I was impressed with Amber’s eagerness to learn. I also liked that she was making her own website. I told her about Homebrew Website Club and she started coming along to that (along with other CodeBar people like Cassie and Alice).

I’ve mentioned to multiple CodeBar students that there’s pretty much an open-door policy at Clearleft when it comes to shadowing: feel free to come along and sit with a front-end developer while they’re working on client projects. A few people have taken up the offer and enjoyed observing myself or Charlotte at work. Amber was one of those people. Again, I was very impressed with her drive. She’s got a full-time job (with sometimes-crazy hours) but she’s so determined to get into the world of web design and development that she’s willing to spend her free time visiting Clearleft to soak up the atmosphere of a design studio.

We’ve decided to turn this into something more structured. Amber and I will get together for a couple of hours once a week. She’s given me a list of some of the areas she wants to explore, and I think it’s a fine-looking list:

  • I want to gather base, structural knowledge about the web and all related aspects. Things seem to float around in a big cloud at the moment.
  • I want to adhere to best practices.
  • I want to learn more about what direction I want to go in, find a niche.
  • I’d love to opportunity to chat with the brilliant people who work at Clearleft and gain a broad range of knowledge from them.

My plan right now is to take a two-track approach: one track about the theory, and another track about the practicalities. The practicalities will be HTML, CSS, JavaScript, and related technologies. The theory will be about understanding the history of the web and its strengths and weaknesses as a medium. And I want to make sure there’s plenty of UX, research, information architecture and content strategy covered too.

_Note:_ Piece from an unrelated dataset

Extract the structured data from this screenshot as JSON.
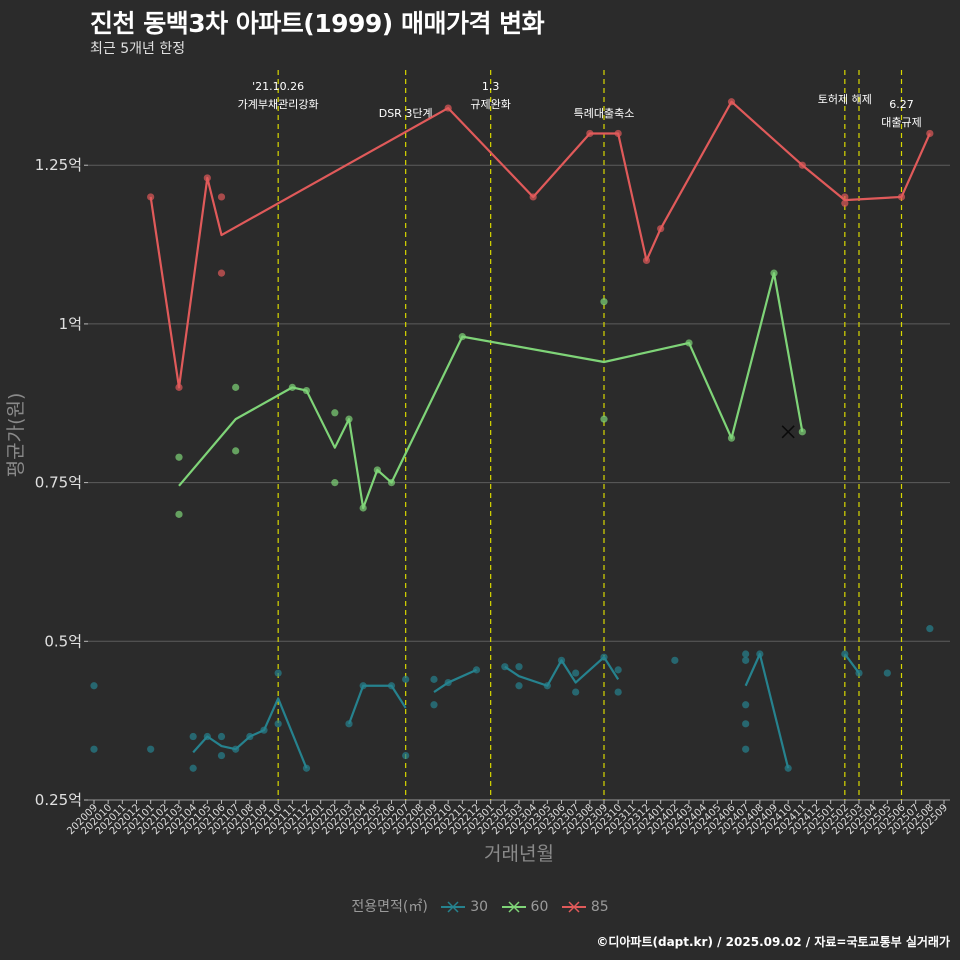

Seeing as we’ll only have a couple of hours every week, this won’t be quite like the masterclass I just finished up in Porto. Instead I imagine I’ll be laying some groundwork and then pointing to topics to research. I guess it’s a kind of homework. For example, after we talked today, I set Amber this little bit of research for the next time we meet: “What is the difference between the internet and the World Wide Web?”

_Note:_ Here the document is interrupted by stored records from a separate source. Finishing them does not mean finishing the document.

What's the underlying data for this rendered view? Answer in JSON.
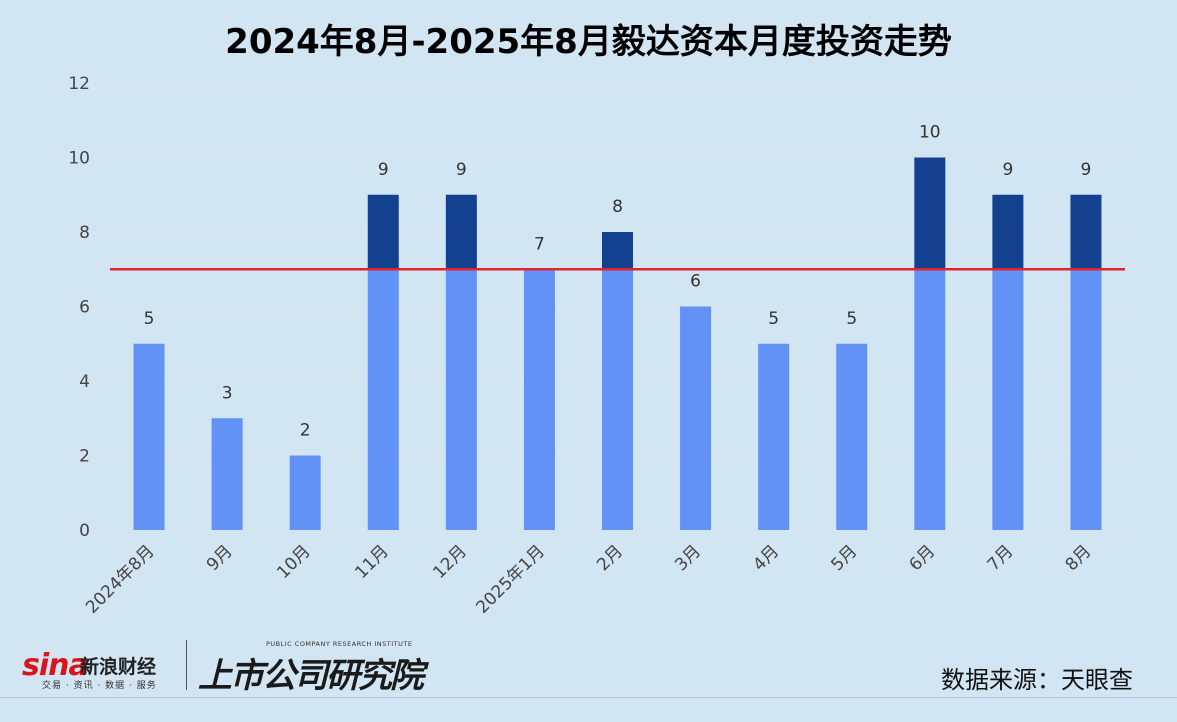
{
  "title": "2024年8月-2025年8月毅达资本月度投资走势",
  "footer": {
    "sina_logo_text": "sina",
    "sina_name": "新浪财经",
    "sina_tagline": "交易 · 资讯 · 数据 · 服务",
    "institute_en": "PUBLIC COMPANY RESEARCH INSTITUTE",
    "institute_cn": "上市公司研究院",
    "source": "数据来源：天眼查"
  },
  "colors": {
    "bar_base": "#6392f7",
    "bar_excess": "#13408f",
    "reference_line": "#e0242e",
    "grid": "#dfe3e6",
    "background": "#d2e5f3"
  },
  "chart_data": {
    "type": "bar",
    "title": "2024年8月-2025年8月毅达资本月度投资走势",
    "xlabel": "",
    "ylabel": "",
    "categories": [
      "2024年8月",
      "9月",
      "10月",
      "11月",
      "12月",
      "2025年1月",
      "2月",
      "3月",
      "4月",
      "5月",
      "6月",
      "7月",
      "8月"
    ],
    "values": [
      5,
      3,
      2,
      9,
      9,
      7,
      8,
      6,
      5,
      5,
      10,
      9,
      9
    ],
    "ylim": [
      0,
      12
    ],
    "yticks": [
      0,
      2,
      4,
      6,
      8,
      10,
      12
    ],
    "reference_line": 7,
    "grid": true,
    "data_labels": true
  }
}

I’m excited to see where this will lead. I find Amber’s drive and enthusiasm very inspiring. I also feel a certain weight of responsibility—I don’t want to enter into this lightly.

I’m not really sure what to call this though. Is it mentorship? Or is it coaching? Or training? All of the above?

Whatever it is, I’m looking forward to documenting the journey. Amber will be writing about it too. She is already demonstrating a way with words.